Intuitively it seems so, since $$R[q]^s = \varprojlim_{M' \in \mathcal{S}_R}R[q]^{M'} = \varprojlim_{M' \in \mathcal{S}_R} \left( \varprojlim_{f \in (M')^*} R[q]/(f) \right)$$ but I have not been able to prove it. Any help would be appreciated. Thank you.
UPDATE: I believe I came up with an answer but I'm not sure if it works. I assume that $R[q]^S$ can be written as $$R[q]^S = \varprojlim_{f \in A}R[q]/(f)$$ where $$A = \{ f \mid f \in (M')^*, M' \subset M, |M'|<\infty \}$$ so I tried to show that $A$ is cofinal in $M^*$. I need to prove that for any $f \in M^*$ there is some $\overline{ƒ}$ such that $\overline{f}\in (M')^*$ for some $M' \subset M$ with $|M'|<\infty$. Let $f \in M^*$, then $$f = \prod_{i \in I} f_i^{n_i}$$ where each $f_i \in M$. Consider any $i_0 \in I$ and $M' = \{ f_{i_0} \}\subset M$ which is finite. Then the same polynomial $f_{i_0}$ works as the $\overline{f}$ in the definition, and creamy $f_{i_0} \vert f$. Therefore $A \subset M^*$ is cofinal so both inverse limits are isomorphic. The problem is then the fact that I'm not entirely sure that $R[q]^S = \varprojlim_{f \in A} R[q]/(f)$.

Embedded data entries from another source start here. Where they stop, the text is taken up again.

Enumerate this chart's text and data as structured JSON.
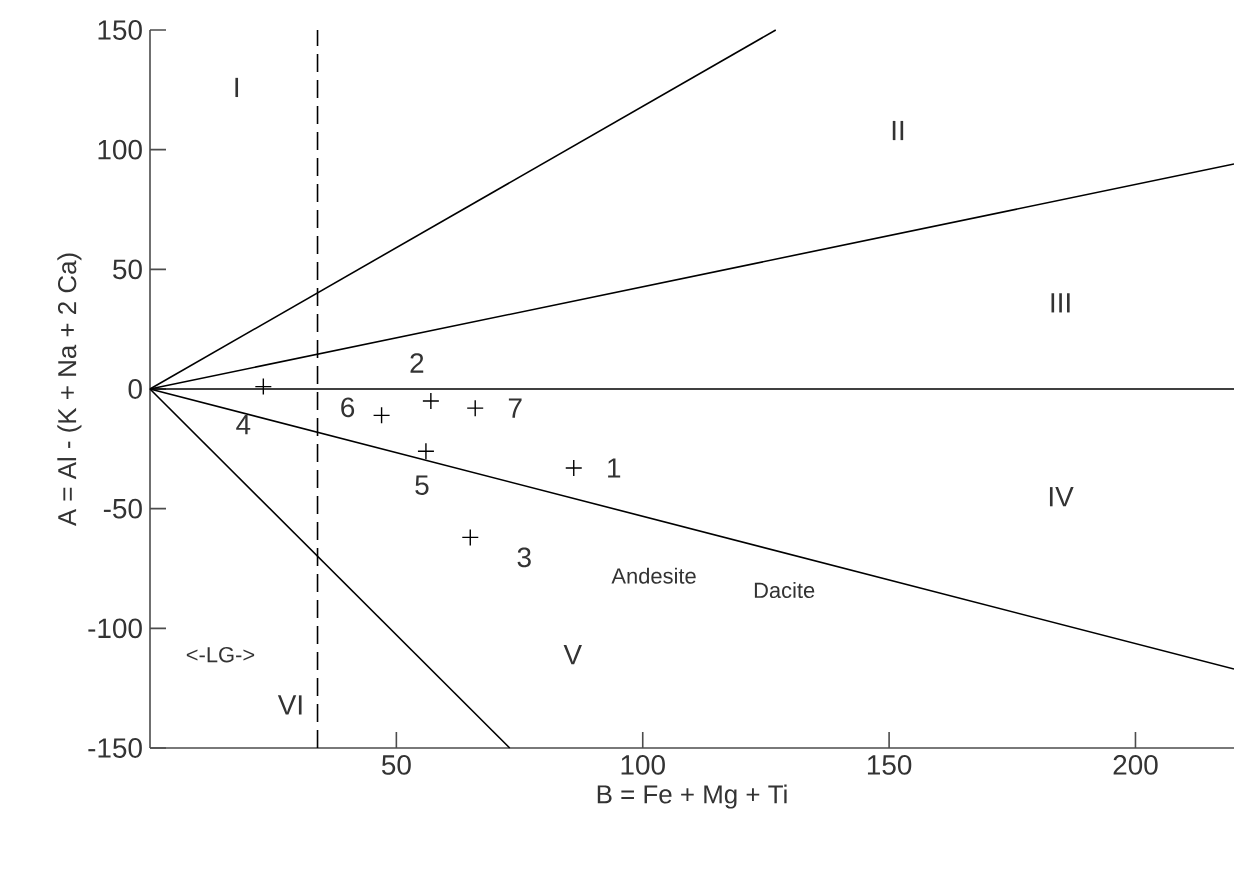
{
  "chart_data": {
    "type": "scatter",
    "xlabel": "B = Fe + Mg + Ti",
    "ylabel": "A = Al - (K + Na + 2 Ca)",
    "xlim": [
      0,
      220
    ],
    "ylim": [
      -150,
      150
    ],
    "xticks": [
      50,
      100,
      150,
      200
    ],
    "yticks": [
      -150,
      -100,
      -50,
      0,
      50,
      100,
      150
    ],
    "grid": false,
    "marker": "cross",
    "series": [
      {
        "color": "#000000",
        "x": [
          86,
          57,
          65,
          23,
          56,
          47,
          66
        ],
        "values": [
          -33,
          -5,
          -62,
          1,
          -26,
          -11,
          -8
        ]
      },
      {
        "type": "line",
        "color": "#000000",
        "marker": "none",
        "x": [
          0,
          127
        ],
        "values": [
          0,
          150
        ]
      },
      {
        "type": "line",
        "color": "#000000",
        "marker": "none",
        "x": [
          0,
          220
        ],
        "values": [
          0,
          94
        ]
      },
      {
        "type": "line",
        "color": "#000000",
        "marker": "none",
        "x": [
          0,
          220
        ],
        "values": [
          0,
          0
        ]
      },
      {
        "type": "line",
        "color": "#000000",
        "marker": "none",
        "x": [
          0,
          220
        ],
        "values": [
          0,
          -117
        ]
      },
      {
        "type": "line",
        "color": "#000000",
        "marker": "none",
        "x": [
          0,
          73
        ],
        "values": [
          0,
          -150
        ]
      }
    ],
    "ref_lines": [
      {
        "axis": "x",
        "value": 34,
        "line_style": "dashed",
        "color": "#000000"
      }
    ],
    "annotations": [
      "I",
      "II",
      "III",
      "IV",
      "V",
      "VI",
      "<-LG->",
      "Andesite",
      "Dacite",
      {
        "text": "1",
        "x": 86,
        "y": -33
      },
      {
        "text": "2",
        "x": 57,
        "y": -5
      },
      {
        "text": "3",
        "x": 65,
        "y": -62
      },
      {
        "text": "4",
        "x": 23,
        "y": 1
      },
      {
        "text": "5",
        "x": 56,
        "y": -26
      },
      {
        "text": "6",
        "x": 47,
        "y": -11
      },
      {
        "text": "7",
        "x": 66,
        "y": -8
      }
    ]
  }
}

Someone might want to translate this into ring-theoretic terms, but to expand on Damien L's pos(e)t, let
$\mathcal P$ be the poset category with objects polynomials $f$ in $M^*$ and with morphisms $f_1 \to f_2$ iff $f_1\mid f_2$
$\mathcal Q$ be the poset category with objects are pairs $(f,M')$ such that $f\in M'\in\mathcal S_R$ and with morphisms $(f_1,M')\to (f_2,M'')$ iff $f_1\mid f_2$ and $M'\subseteq M''$
(I.e. $\mathcal Q$ agrees with $B$.) Consider the diagrams $$X:\mathcal P^{\text{op}}\to \textbf{Ring}\text{ mapping }\left\{f_1\to f_2\right\}\overset{X}{\longmapsto} \left\{R/(f_1)\leftarrow R/(f_2)\right\}$$ $$Y:\mathcal Q^{\text{op}}\to \textbf{Ring}\text{ mapping }\left\{(f_1,M')\to (f_2,M'')\right\}\overset{Y}{\longmapsto} \left\{R/(f_1)\leftarrow R/(f_2)\right\}$$ Where $R/(f_1)\leftarrow R/(f_2)$ is in both cases the obvious quotient morphism. By definition of $X$ and $Y$, $$\lim X=\varprojlim_{f \in M^*}R[q]/(f)=R[q]^M$$ $$\lim Y=\varprojlim_{f\in (M')^*,\ M' \in \mathcal{S}_R} R[q]/(f)=R[q]^S$$ Now consider the functor $F:\mathcal Q\to \mathcal P$ mapping $\left\{(f_1,M')\to (f_2,M'')\right\}\overset{F}{\longmapsto} \left\{f_1\to f_2\right\}$, and observe the natural isomorphism $$X\circ F^{\text{op}}\simeq Y$$ (They're the exact same map.) Furthermore $F$'s fullness and essential surjectivity imply the equivalence of the images of $X\circ F^\text{op}$ and $X$. (The two actually turn out to be the exact same.) If follows that $$\lim X\cong \lim X\circ F^\text{op}\cong \lim Y$$ As desired $\blacksquare$
Note that the "fullness and essential surjectivity" of $F$ follows from the fact that for any two $f_1,f_2\in M^*$ for which $f_1\mid f_2$, one may choose an $M'\in \mathcal S_R$ such that $f_1,f_2\in M'$. Some care is also required in justifying $$\varprojlim_{M' \in \mathcal{S}_R} \left( \varprojlim_{f \in (M')^*} R[q]/(f) \right)=\varprojlim_{f\in (M')^*,\ M' \in \mathcal{S}_R} R[q]/(f)$$ The main idea is to describe a natural bijection between cones over the former diagram and those over the latter. (Drawing a picture helps.)